Mario was a wonder in everything but that most elemental aspect of performance.
He was well known in the area where he made his living as a teacher and performer of secondary orchestras, though I do remember his playing with the Boston 'Pops' from time to time.
One day I produced a sonata I had written specifically for an occasion which would feature Mario and myself as performers. It was a big work, with four movements and a daunting 'vivo' as final movement of the four.
When he first picked it up (he had not seen it before), he flipped the pages, mumbling and nodding from time to time. When he came to the 'vivo', he uttered "looks great," and proceeded to play the violin part AT SPEED, without a blemish. It was utterly overwhelming - I had never contemplated that kind of exhibition as a possibility. Later, as I got to know him, I asked him about his sight-reading abilities, his answer being that when he was a young student in Italy, his teacher constituted sight -reading as a major part of his regime. It was the only time Mario produced a slight whisper of modesty, as one has to be born with that kind of ability to devour a piece not seen beforehand; that is, in the way Mario was able to do so.
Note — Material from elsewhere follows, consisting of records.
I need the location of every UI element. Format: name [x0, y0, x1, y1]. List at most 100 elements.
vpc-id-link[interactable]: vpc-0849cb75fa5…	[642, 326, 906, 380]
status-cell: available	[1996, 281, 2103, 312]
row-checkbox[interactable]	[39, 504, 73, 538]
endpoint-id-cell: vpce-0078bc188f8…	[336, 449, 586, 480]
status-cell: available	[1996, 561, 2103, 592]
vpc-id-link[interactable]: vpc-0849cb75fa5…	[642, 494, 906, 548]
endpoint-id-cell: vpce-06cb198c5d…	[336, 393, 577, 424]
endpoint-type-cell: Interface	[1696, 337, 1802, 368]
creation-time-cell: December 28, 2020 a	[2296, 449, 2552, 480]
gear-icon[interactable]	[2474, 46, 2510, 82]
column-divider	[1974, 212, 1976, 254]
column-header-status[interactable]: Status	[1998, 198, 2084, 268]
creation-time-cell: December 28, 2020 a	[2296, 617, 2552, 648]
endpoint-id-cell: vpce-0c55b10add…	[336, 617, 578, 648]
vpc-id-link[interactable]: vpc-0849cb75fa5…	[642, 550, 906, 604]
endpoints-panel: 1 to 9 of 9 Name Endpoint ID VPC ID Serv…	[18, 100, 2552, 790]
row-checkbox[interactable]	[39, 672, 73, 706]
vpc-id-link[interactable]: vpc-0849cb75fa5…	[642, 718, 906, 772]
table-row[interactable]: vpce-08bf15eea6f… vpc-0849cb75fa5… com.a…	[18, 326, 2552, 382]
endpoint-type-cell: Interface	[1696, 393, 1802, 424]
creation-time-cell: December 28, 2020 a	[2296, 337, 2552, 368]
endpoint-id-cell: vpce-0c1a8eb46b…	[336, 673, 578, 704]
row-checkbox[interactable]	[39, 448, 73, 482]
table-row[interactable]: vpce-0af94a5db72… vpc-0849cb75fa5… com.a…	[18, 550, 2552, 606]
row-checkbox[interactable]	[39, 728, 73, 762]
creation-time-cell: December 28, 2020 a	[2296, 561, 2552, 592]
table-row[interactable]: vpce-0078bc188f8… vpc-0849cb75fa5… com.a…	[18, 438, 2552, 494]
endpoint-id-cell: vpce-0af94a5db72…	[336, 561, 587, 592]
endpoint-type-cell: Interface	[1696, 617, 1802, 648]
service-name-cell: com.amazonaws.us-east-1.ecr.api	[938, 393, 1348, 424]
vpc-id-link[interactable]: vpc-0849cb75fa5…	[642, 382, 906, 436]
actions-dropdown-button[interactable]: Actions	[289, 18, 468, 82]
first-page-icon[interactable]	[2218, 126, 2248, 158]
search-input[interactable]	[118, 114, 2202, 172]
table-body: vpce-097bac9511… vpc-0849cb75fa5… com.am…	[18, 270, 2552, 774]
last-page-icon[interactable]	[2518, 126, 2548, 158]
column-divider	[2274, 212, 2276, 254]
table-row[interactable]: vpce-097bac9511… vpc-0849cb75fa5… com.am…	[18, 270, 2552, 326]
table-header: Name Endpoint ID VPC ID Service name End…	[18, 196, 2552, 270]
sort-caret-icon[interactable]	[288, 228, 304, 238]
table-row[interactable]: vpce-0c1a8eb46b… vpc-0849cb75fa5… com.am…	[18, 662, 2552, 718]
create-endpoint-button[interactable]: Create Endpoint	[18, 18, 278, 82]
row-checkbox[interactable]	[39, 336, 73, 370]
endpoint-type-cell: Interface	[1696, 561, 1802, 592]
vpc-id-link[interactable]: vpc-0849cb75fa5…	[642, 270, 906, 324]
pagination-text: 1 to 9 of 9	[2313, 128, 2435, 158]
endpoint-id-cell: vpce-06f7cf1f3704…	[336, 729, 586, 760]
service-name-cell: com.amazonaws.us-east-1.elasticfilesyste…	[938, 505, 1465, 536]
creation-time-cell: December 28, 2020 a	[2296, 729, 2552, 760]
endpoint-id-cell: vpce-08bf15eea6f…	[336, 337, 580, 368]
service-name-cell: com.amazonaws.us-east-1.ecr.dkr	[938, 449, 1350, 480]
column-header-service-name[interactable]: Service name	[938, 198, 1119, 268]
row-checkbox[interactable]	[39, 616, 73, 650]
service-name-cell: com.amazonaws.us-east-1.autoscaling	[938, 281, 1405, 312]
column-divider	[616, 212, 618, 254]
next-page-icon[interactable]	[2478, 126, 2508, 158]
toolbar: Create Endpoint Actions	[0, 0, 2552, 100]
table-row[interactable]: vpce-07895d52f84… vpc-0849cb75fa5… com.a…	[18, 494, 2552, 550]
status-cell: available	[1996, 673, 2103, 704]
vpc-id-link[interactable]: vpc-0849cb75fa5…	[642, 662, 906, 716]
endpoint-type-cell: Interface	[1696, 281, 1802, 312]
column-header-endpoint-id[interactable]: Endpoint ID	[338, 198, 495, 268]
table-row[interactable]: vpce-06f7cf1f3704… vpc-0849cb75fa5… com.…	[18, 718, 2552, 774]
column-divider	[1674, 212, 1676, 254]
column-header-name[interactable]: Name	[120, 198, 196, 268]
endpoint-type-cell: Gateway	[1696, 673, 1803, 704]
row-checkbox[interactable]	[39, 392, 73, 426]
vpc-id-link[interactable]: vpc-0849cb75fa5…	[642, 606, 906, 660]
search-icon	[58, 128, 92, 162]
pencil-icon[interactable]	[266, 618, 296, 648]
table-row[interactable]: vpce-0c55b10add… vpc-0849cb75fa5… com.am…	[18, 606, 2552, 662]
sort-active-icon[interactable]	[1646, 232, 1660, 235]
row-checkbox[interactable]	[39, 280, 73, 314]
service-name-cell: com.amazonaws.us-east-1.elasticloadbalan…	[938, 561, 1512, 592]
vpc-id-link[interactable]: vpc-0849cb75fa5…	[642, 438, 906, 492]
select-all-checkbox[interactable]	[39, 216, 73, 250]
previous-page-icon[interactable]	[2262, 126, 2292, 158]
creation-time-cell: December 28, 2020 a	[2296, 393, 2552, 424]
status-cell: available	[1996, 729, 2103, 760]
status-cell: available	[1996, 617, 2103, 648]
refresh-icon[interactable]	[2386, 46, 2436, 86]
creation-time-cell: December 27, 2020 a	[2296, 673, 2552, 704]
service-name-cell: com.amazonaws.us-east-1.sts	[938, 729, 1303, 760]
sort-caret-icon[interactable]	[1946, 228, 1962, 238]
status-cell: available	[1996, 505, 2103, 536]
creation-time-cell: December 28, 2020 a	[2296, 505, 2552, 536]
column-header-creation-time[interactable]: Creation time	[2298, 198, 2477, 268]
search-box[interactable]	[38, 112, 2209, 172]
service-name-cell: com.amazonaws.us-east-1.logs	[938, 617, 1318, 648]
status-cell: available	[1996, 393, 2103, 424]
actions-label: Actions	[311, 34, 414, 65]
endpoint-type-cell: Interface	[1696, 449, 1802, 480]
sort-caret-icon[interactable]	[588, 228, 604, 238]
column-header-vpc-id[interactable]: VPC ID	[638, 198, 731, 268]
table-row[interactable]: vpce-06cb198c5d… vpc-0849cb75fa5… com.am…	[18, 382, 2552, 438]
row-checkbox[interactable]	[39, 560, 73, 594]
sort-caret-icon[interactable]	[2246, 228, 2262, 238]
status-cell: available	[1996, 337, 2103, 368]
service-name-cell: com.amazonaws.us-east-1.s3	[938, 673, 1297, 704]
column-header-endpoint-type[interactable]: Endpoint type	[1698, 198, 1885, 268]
At another time, I was working on a piece by Kabalevsky, when Mario sauntered into the room, remarked that he really liked the music I was doing, and asked if he could sit down and take a look at it. I looked up at him, rather surprised at his request, and asked him if he played the piano. He replied something like " a little", and proceeded to play the Kabalevsky pretty much at speed! I was absolutely astounded, and MUST have asked myself "why am I even trying??"
There are so many different guises in the form of Talent, are there not?
We were friends for some years, performing and spending many hours together. I cannot recall how and why our time together came to an end.
But every one of us has an occasional fork in that road.